February 19, 2013
The results of a national voter survey released today by GLAD and the Center for American Progress show an increase in public opposition to the Defense of Marriage Act, or DOMA, as a clear case of discrimination and support for equal treatment for legally married same-sex couples under federal law—even if the individual polled is generally opposed to marriage equality.
The poll, conducted by Goodwin Simon Strategic Research and Voter Consumer Research, and released in advance of the Windsor and Perry arguments before the Supreme Court next month, finds that:
Americans believe DOMA is discrimination, plain and simple. Sixty-two percent of registered voters agreed that “it is discrimination for the federal government to deny marriage protections and benefits to legally married same-sex couples.”
People can oppose Section 3 of DOMA while not necessarily supporting same-sex marriage. A number of Americans believe that DOMA is bad policy and that same-sex couples deserve equal treatment from the federal government, even if they don’t believe that their state should extend the rights of marriage to those couples.
Notably, support for the repeal of DOMA is now stronger among people of color than it is among whites. Sixty-five percentof black people and 61 percent of Hispanic people said that they opposed Section 3 of DOMA, compared to a still high 57 percent of white people. This is a marked reversal from years prior, when polls found black and Hispanic support for the repeal of DOMA to be lower than white support.

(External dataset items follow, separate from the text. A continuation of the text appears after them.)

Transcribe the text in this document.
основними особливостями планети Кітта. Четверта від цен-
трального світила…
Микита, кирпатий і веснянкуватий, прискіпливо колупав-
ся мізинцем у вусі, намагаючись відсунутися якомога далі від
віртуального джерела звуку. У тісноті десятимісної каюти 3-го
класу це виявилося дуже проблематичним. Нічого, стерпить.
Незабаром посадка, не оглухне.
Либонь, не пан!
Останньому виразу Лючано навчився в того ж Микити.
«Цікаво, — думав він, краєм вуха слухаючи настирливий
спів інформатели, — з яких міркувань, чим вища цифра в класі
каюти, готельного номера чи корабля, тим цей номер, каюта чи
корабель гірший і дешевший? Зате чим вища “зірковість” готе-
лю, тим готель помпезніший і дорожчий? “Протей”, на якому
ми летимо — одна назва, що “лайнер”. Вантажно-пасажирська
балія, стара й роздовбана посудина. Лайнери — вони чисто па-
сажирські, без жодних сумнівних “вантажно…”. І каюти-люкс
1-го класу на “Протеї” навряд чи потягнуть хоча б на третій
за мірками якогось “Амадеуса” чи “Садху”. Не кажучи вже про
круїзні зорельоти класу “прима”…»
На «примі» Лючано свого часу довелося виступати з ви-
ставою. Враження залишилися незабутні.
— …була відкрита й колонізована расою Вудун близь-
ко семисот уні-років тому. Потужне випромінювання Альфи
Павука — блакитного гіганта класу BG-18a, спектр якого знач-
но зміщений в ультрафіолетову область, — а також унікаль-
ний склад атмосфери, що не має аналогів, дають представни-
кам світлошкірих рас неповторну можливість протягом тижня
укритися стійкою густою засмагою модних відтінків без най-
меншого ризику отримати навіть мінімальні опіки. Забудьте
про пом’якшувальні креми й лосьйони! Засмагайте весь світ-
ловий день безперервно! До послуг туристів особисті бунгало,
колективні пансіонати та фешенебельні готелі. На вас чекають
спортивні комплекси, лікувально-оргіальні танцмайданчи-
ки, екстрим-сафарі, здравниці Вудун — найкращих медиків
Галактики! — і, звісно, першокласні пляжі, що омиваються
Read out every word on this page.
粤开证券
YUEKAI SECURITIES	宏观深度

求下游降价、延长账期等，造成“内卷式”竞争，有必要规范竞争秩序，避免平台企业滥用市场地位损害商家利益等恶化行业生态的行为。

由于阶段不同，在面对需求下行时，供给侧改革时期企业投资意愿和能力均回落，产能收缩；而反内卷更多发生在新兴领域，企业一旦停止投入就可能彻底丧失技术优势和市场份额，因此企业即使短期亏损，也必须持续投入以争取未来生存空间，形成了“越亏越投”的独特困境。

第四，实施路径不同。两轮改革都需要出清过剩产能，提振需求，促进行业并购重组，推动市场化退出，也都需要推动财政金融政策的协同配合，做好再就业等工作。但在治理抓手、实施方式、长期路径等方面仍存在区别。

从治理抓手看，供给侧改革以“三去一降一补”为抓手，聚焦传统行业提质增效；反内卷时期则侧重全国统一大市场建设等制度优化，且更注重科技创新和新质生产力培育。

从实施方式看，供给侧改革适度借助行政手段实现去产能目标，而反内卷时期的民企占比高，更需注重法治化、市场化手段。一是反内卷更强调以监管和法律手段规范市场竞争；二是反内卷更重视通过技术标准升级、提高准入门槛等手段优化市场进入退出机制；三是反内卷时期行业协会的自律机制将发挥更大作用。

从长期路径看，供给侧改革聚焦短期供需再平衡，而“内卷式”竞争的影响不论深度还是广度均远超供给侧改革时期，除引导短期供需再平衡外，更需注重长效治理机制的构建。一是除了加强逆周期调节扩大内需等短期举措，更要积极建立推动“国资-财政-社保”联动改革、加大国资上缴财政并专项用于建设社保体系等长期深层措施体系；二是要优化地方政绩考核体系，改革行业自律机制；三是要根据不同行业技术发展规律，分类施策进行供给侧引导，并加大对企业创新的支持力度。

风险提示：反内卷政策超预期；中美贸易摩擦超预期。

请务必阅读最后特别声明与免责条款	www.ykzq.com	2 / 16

Americans in strong majorities believe that same-sex couples should not be denied the federal benefits and protections of marriage. More than 70 percent of respondents believe that all couples should have hospital visitation rights, survivor benefits if a spouse is killed in the line of duty, and family and medical leave.

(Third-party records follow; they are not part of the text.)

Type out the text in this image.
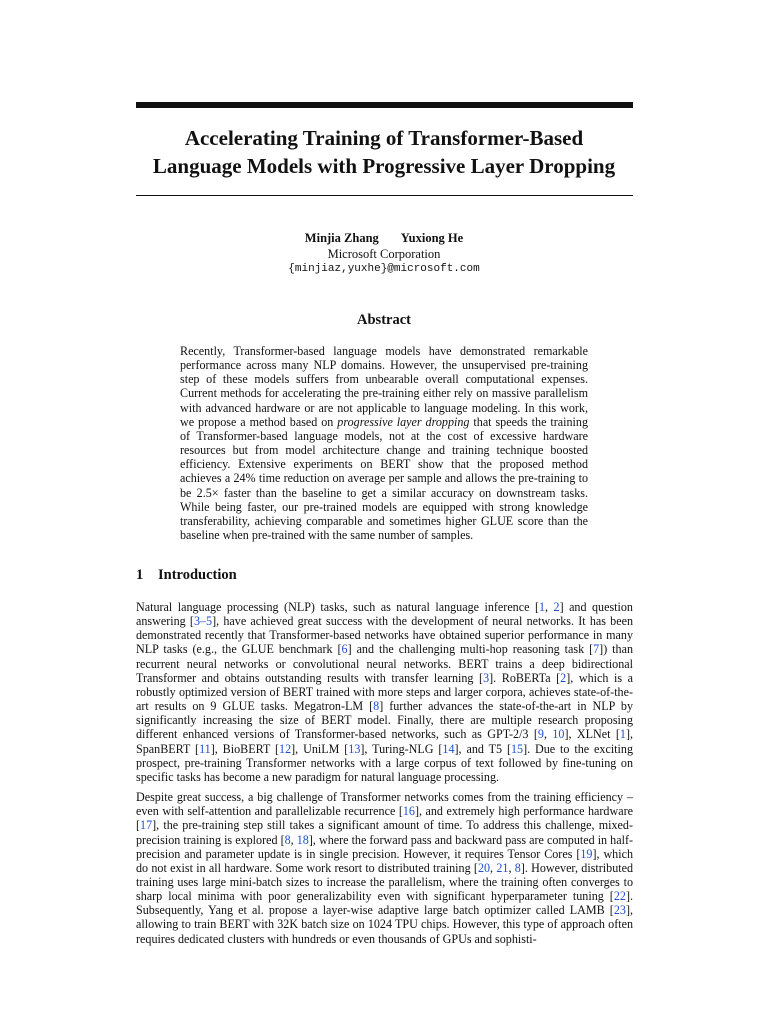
Accelerating Training of Transformer-Based
Language Models with Progressive Layer Dropping
Minjia Zhang Yuxiong He
Microsoft Corporation
{minjiaz,yuxhe}@microsoft.com
Abstract
Recently, Transformer-based language models have demonstrated remarkable performance across many NLP domains. However, the unsupervised pre-training step of these models suffers from unbearable overall computational expenses. Current methods for accelerating the pre-training either rely on massive parallelism with advanced hardware or are not applicable to language modeling. In this work, we propose a method based on progressive layer dropping that speeds the training of Transformer-based language models, not at the cost of excessive hardware resources but from model architecture change and training technique boosted efficiency. Extensive experiments on BERT show that the proposed method achieves a 24% time reduction on average per sample and allows the pre-training to be 2.5× faster than the baseline to get a similar accuracy on downstream tasks. While being faster, our pre-trained models are equipped with strong knowledge transferability, achieving comparable and sometimes higher GLUE score than the baseline when pre-trained with the same number of samples.
1 Introduction

Natural language processing (NLP) tasks, such as natural language inference [1, 2] and question answering [3–5], have achieved great success with the development of neural networks. It has been demonstrated recently that Transformer-based networks have obtained superior performance in many NLP tasks (e.g., the GLUE benchmark [6] and the challenging multi-hop reasoning task [7]) than recurrent neural networks or convolutional neural networks. BERT trains a deep bidirectional Transformer and obtains outstanding results with transfer learning [3]. RoBERTa [2], which is a robustly optimized version of BERT trained with more steps and larger corpora, achieves state-of-the-art results on 9 GLUE tasks. Megatron-LM [8] further advances the state-of-the-art in NLP by significantly increasing the size of BERT model. Finally, there are multiple research proposing different enhanced versions of Transformer-based networks, such as GPT-2/3 [9, 10], XLNet [1], SpanBERT [11], BioBERT [12], UniLM [13], Turing-NLG [14], and T5 [15]. Due to the exciting prospect, pre-training Transformer networks with a large corpus of text followed by fine-tuning on specific tasks has become a new paradigm for natural language processing.

Despite great success, a big challenge of Transformer networks comes from the training efficiency – even with self-attention and parallelizable recurrence [16], and extremely high performance hardware [17], the pre-training step still takes a significant amount of time. To address this challenge, mixed-precision training is explored [8, 18], where the forward pass and backward pass are computed in half-precision and parameter update is in single precision. However, it requires Tensor Cores [19], which do not exist in all hardware. Some work resort to distributed training [20, 21, 8]. However, distributed training uses large mini-batch sizes to increase the parallelism, where the training often converges to sharp local minima with poor generalizability even with significant hyperparameter tuning [22]. Subsequently, Yang et al. propose a layer-wise adaptive large batch optimizer called LAMB [23], allowing to train BERT with 32K batch size on 1024 TPU chips. However, this type of approach often requires dedicated clusters with hundreds or even thousands of GPUs and sophisti-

“With each passing day, more and more Americans are learning how DOMA denies important marital protections and heaps disrespect on married same-sex couples across the country – and they’re saying, ‘Enough is enough.’ It’s not surprising that a majority of this country now believes that loving, committed couples in legal marriages should be treated fairly under federal law. It’s time for our laws to catch up with where public opinion is on abolishing DOMA,” said Mary Bonauto, Civil Rights Project Director for Gay & Lesbian Advocates & Defenders.